By Ralph Nader
The issue of government procurement is one that may not rouse the public into mass outrage such as much other pressing political and social problems — but continue reading and perhaps it will rouse you intellectually.
It is no secret that the U.S. government is a very big spender. Much like its citizens, the government regularly buys products such as vehicles, appliances, furniture, fuel, clothing, cleaning supplies, pharmaceuticals and much more. Government procurement is used to purchase telephone and Internet services, other utilities, health insurance services and more. Government-sponsored research and development has led to advancements in aviation, medicine, electronics, and even the development of the Internet. The U.S. federal government is one of the world’s biggest consumers. These hundreds of billions of dollars in purchases and investments are a driving force of the American economy — procurement creates jobs, promotes innovation and even has socially beneficial effects. It also is often associated with outsourcing waste and fraud and crony capitalism.
It took a federal procurement of automobiles with driver-side airbags in 1985 for the use of government employees to press the big auto manufacturers to finally acknowledge the life-saving protection of airbags. And we owe the civilian market for cheaper, generic drugs to purchases first pioneered by the U.S. Army.
The other side of government spending, however, is the waste, fraud and abuse that occur without proper comprehensive oversight. A perfect example is the troubled F-35 joint strike fighter program which has lifetime cost estimates of over $1 trillion and is rife with technical problems. (The test F-35 fleet is currently grounded after one caught on fire on the runway last month.)
One example of comprehensive oversight that we have long fought for is free access to the full text of government contracts online. It only makes sense — shouldn’t taxpayers have the right to see how their dollars are being spent? Comprehensive oversight is only possible when information is available to the public eye. Such access would inevitably encourage fiscal responsibility and hinder corruption. The Digital Accountability and Transparency (DATA) Act, which was signed into law earlier this year by President Obama, will address some of the challenges in documenting government spending, although it does not mandate the full text of contracts online. Considering the hundreds of billions of dollars in annual federal government contracts, grants, leaseholds and licenses that are awarded to corporations each year, much work is left to be done in adequately informing the public of how their dollars are spent.
One promising development recently came from the U.S. Navy.
Last month, The Washington Post reported that the Navy, in a small news conference, publicly announced a ranking of the best contractors that they do business with. The top 30 contractors, broken into individual work units within their larger corporations, were separated into three tiers based on their performance. (Notably, only the top nine were shared with reporters at the briefing. See the full list here.)

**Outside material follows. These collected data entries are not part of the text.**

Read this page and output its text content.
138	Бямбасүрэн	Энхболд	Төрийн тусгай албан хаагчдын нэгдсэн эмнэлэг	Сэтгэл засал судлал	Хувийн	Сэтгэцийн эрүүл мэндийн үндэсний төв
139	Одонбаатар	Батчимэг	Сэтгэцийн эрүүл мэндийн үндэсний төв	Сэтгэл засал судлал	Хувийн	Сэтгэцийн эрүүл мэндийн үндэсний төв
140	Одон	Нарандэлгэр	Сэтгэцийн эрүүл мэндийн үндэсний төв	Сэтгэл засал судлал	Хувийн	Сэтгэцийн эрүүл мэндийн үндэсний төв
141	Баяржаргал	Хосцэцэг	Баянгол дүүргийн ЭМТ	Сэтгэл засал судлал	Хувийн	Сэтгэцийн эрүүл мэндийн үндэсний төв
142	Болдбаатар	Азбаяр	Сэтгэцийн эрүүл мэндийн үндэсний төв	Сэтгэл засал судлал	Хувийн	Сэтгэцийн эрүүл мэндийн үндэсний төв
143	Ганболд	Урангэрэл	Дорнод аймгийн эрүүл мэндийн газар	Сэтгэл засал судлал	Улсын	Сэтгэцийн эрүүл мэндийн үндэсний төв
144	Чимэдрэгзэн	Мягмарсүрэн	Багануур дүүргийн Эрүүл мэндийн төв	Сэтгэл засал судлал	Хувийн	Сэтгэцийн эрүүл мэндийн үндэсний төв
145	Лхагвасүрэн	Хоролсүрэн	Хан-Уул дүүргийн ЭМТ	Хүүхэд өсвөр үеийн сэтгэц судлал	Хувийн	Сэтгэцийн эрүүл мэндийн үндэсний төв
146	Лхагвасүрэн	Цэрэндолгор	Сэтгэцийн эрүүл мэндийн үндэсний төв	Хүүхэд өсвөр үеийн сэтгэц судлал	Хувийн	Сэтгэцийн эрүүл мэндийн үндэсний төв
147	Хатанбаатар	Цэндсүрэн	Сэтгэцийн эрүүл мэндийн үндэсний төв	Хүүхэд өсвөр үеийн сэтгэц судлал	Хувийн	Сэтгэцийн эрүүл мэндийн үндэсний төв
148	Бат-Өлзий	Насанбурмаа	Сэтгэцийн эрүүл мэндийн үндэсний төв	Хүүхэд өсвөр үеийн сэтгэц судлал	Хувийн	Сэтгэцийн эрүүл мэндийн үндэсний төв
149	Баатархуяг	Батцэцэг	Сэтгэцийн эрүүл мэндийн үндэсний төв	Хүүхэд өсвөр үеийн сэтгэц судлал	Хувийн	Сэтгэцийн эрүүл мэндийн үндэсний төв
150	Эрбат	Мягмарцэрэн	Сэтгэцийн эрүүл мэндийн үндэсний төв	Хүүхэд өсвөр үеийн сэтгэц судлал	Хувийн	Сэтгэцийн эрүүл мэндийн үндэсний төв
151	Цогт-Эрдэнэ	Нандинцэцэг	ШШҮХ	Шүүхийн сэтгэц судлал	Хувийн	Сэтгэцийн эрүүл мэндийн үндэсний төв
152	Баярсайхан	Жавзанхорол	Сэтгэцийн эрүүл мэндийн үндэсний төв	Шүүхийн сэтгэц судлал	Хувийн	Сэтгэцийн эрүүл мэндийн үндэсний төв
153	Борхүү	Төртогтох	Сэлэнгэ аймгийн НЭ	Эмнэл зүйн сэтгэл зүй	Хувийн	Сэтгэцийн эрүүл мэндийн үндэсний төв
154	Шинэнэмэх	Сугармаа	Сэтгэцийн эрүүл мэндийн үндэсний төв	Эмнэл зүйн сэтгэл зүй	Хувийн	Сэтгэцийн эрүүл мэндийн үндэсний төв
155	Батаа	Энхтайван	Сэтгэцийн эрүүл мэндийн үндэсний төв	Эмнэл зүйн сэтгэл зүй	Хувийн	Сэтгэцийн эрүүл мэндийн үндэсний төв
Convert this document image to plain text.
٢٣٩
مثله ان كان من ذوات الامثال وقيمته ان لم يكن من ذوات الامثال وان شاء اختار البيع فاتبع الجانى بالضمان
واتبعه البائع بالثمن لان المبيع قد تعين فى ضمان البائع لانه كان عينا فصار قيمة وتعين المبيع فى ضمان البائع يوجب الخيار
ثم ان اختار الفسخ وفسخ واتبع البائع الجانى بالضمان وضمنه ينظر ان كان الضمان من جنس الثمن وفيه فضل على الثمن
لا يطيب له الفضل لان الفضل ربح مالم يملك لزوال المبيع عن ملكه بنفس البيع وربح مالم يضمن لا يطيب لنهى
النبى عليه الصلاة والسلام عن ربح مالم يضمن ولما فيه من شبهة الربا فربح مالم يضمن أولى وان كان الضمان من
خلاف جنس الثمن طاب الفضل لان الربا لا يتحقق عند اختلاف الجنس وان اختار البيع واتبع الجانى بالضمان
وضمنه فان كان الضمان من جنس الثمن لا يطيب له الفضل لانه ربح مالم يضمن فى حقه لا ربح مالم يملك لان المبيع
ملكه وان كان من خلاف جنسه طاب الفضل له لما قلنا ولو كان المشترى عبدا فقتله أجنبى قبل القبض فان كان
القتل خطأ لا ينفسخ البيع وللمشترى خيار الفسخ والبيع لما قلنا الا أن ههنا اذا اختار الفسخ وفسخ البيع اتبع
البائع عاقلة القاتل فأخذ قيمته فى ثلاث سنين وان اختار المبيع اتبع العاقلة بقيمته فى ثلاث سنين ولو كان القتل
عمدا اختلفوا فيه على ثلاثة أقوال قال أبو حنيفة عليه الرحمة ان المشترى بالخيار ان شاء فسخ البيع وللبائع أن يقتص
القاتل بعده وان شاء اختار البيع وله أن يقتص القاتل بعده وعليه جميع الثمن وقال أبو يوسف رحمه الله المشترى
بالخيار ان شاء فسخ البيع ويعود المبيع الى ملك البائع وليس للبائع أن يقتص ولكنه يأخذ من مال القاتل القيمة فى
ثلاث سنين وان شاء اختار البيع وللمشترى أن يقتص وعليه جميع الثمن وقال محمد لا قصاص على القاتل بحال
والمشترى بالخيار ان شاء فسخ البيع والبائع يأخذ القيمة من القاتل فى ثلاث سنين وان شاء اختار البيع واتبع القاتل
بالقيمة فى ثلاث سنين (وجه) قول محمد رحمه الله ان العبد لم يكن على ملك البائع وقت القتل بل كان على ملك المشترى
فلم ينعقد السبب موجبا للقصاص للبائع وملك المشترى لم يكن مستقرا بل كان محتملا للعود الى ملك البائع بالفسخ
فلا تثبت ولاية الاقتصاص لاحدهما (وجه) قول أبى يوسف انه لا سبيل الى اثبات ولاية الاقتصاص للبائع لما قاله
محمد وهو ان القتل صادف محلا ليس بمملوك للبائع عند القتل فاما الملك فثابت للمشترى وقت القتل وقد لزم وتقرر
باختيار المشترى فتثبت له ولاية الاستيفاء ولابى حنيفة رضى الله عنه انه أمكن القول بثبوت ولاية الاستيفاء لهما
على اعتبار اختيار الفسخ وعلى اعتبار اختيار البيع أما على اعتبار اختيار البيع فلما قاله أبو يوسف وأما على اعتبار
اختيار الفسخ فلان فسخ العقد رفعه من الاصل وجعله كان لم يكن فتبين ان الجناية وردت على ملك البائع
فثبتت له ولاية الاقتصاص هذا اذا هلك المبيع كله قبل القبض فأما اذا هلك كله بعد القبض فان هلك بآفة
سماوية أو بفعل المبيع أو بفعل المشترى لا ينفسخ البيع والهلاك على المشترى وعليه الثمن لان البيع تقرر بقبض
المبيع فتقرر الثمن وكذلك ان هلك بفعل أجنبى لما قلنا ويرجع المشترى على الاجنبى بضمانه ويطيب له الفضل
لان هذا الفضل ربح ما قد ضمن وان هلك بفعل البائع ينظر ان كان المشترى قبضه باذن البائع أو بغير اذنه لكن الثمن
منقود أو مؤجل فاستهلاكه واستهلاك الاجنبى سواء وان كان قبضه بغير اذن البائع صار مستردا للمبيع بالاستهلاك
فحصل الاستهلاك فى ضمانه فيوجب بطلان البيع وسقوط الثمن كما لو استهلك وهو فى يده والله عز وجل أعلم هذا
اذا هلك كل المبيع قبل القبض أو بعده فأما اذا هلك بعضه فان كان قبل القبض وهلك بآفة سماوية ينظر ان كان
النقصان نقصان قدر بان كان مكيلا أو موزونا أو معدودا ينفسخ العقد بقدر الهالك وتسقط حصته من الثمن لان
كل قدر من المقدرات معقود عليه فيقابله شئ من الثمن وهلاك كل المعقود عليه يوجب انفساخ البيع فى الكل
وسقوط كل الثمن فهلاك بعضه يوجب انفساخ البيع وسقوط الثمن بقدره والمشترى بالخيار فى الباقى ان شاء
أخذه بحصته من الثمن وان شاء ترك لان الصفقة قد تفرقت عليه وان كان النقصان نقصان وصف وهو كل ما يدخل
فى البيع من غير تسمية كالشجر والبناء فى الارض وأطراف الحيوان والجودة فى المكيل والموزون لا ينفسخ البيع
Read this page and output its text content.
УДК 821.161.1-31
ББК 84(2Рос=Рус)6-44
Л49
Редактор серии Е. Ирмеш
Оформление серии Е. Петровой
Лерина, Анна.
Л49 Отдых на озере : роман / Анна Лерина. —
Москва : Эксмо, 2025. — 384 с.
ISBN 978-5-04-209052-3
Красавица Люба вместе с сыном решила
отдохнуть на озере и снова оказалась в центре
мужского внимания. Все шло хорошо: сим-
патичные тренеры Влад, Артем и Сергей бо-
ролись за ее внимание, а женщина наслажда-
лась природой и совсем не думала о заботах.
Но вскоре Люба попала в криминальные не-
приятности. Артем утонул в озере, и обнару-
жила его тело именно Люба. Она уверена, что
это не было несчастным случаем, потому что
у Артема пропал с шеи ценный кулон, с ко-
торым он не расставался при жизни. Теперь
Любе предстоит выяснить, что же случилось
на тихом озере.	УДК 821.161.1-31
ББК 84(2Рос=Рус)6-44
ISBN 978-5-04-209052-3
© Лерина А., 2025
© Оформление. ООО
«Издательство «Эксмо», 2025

To my knowledge, this is the first time that any federal agency has done such a public ranking. But it should not be the last, given the massive amount of taxpayer dollars for government purchases and outsourcing every year.
Frank Kendall, the undersecretary of defense for acquisition, technology and logistics said at the media briefing that the Navy’s method of ranking and categorizing its contractors would be expanding to the Army and Air Force, as well.
This pioneering method could serve as a modest template for other government departments and agencies. A publicly visible ranking system with publicly explicit standards promotes competition and keeps corporations accountable for the services they are paid to provide. And making the public keenly aware of the quality of the contractors the government chooses to hire is a critical first step in taxpayers seeing a better return for their spent dollars. It’s an issue that both the left and right can and should align on — who besides the corporatists, with their hand in the cookie jar, would oppose spending taxpayer dollars wisely?
Just this week I wrote a letter to the heads of many of the government’s top contracting departments and agencies inquiring into whether their agency would follow the Navy’s lead and consider doing their own ranking of contractors and the criteria used. Perhaps an inter-agency conference between departments would significantly increase accountability and efficiency in government spending. Where is the roar of the people?